Microsoft. I read their books. They have more principled approach towards SW. Their languages and libraries are well designed.

  • mav3rick 6 years ago

    I have worked there and it's too big to make a general statement. Different orgs / different teams have different standards.

  • thepiratesailor 6 years ago

    Seriously, creator of well-know shitty operating system with shady business practices?

    • 2rsf 6 years ago

      Yes them, in general they have a serious approach to software engineering (though YMMV per team)

jmeister 6 years ago

Goldman Sachs quants, Jane Street

ashconnor 6 years ago

I hear good things about Pivotal. They take pair programming seriously.

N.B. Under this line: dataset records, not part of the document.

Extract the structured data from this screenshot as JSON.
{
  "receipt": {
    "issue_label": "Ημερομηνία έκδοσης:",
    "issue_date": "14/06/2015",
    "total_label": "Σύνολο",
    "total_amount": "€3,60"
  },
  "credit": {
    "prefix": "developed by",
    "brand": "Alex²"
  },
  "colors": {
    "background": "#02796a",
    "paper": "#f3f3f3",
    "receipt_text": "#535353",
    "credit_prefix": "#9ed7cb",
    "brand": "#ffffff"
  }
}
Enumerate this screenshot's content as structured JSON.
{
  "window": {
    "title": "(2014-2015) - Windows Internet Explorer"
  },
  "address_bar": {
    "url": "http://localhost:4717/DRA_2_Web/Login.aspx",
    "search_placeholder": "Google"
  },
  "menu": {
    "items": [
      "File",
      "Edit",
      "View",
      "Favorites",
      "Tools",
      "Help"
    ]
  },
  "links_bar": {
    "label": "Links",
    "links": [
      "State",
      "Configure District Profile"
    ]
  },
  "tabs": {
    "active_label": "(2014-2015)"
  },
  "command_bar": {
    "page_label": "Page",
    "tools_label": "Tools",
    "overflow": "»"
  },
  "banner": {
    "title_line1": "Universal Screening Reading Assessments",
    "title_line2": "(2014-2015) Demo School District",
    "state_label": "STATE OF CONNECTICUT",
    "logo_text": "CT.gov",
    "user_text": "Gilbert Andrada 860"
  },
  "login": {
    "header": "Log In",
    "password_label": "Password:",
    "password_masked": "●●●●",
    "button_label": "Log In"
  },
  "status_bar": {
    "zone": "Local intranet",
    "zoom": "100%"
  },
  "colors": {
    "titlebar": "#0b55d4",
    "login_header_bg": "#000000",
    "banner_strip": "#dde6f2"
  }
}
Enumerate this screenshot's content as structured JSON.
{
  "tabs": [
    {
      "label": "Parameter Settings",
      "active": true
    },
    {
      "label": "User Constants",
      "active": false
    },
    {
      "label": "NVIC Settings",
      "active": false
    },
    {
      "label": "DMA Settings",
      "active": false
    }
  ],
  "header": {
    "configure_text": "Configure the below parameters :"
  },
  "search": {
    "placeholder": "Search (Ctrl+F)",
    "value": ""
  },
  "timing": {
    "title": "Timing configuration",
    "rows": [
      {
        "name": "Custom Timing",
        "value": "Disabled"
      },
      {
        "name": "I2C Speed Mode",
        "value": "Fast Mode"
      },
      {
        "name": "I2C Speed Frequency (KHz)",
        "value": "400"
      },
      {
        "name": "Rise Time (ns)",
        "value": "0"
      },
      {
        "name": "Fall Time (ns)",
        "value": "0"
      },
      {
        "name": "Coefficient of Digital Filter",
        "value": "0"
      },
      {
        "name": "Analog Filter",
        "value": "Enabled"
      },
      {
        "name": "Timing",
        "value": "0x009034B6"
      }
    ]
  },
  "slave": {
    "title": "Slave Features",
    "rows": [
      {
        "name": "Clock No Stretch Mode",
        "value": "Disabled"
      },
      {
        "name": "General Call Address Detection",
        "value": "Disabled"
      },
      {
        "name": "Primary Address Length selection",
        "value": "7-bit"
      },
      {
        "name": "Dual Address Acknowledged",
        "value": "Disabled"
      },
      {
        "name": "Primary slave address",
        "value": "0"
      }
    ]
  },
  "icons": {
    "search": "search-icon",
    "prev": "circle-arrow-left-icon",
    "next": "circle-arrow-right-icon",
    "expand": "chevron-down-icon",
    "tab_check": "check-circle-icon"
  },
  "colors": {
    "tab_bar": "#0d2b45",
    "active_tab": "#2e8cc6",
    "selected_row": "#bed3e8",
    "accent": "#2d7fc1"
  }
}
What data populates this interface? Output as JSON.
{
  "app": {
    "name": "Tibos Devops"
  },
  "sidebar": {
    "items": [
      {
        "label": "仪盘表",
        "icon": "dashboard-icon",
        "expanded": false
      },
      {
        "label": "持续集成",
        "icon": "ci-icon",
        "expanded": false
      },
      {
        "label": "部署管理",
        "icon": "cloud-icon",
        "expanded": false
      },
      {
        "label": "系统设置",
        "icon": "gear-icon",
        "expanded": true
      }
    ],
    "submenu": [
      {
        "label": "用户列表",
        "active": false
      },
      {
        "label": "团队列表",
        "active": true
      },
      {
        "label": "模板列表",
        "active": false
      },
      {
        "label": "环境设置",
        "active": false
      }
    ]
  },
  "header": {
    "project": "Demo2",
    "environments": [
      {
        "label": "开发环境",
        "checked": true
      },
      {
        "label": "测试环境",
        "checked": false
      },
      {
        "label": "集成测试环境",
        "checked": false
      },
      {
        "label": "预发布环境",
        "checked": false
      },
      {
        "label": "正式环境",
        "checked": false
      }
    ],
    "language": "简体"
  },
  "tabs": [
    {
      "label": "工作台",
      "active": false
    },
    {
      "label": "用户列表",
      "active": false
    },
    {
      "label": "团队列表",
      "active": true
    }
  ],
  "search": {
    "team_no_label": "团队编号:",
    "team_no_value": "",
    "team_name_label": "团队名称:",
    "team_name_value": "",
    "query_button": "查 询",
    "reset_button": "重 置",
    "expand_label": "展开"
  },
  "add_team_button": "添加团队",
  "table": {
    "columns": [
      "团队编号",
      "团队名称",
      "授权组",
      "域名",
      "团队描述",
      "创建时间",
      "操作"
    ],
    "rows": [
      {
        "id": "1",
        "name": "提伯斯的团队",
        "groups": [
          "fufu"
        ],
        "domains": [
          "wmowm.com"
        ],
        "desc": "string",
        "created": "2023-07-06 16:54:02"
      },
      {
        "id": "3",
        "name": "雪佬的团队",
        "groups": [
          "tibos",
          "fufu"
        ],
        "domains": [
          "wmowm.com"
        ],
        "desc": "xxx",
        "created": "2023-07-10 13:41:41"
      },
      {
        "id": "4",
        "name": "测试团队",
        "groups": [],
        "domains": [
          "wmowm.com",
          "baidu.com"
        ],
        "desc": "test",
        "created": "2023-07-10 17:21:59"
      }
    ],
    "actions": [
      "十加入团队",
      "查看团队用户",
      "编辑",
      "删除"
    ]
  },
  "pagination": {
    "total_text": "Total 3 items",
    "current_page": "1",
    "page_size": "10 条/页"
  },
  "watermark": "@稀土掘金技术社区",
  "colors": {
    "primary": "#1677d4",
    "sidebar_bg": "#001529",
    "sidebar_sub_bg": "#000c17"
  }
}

  • Huggernaut 6 years ago

    I worked at Pivotal for 4 years. I think it had a great engineering culture, with a very principled approach to XP. This may not be for everyone of course. I learnt a lot there, it was a collection of people all wanting to become better, rather than simply delivering software.

    After the VMWare acquisition, we'll have to wait and see how much of the culture remains.

  • cdbattags 6 years ago

    As the NYC alumni "liaison" for the College of Computing at Georgia Tech, I've heard mixed reviews of Pivotal as a dev shop (not a flex; just trying to convey context).

    Usually it's very great but in certain cases people feel like they spin their wheels on projects.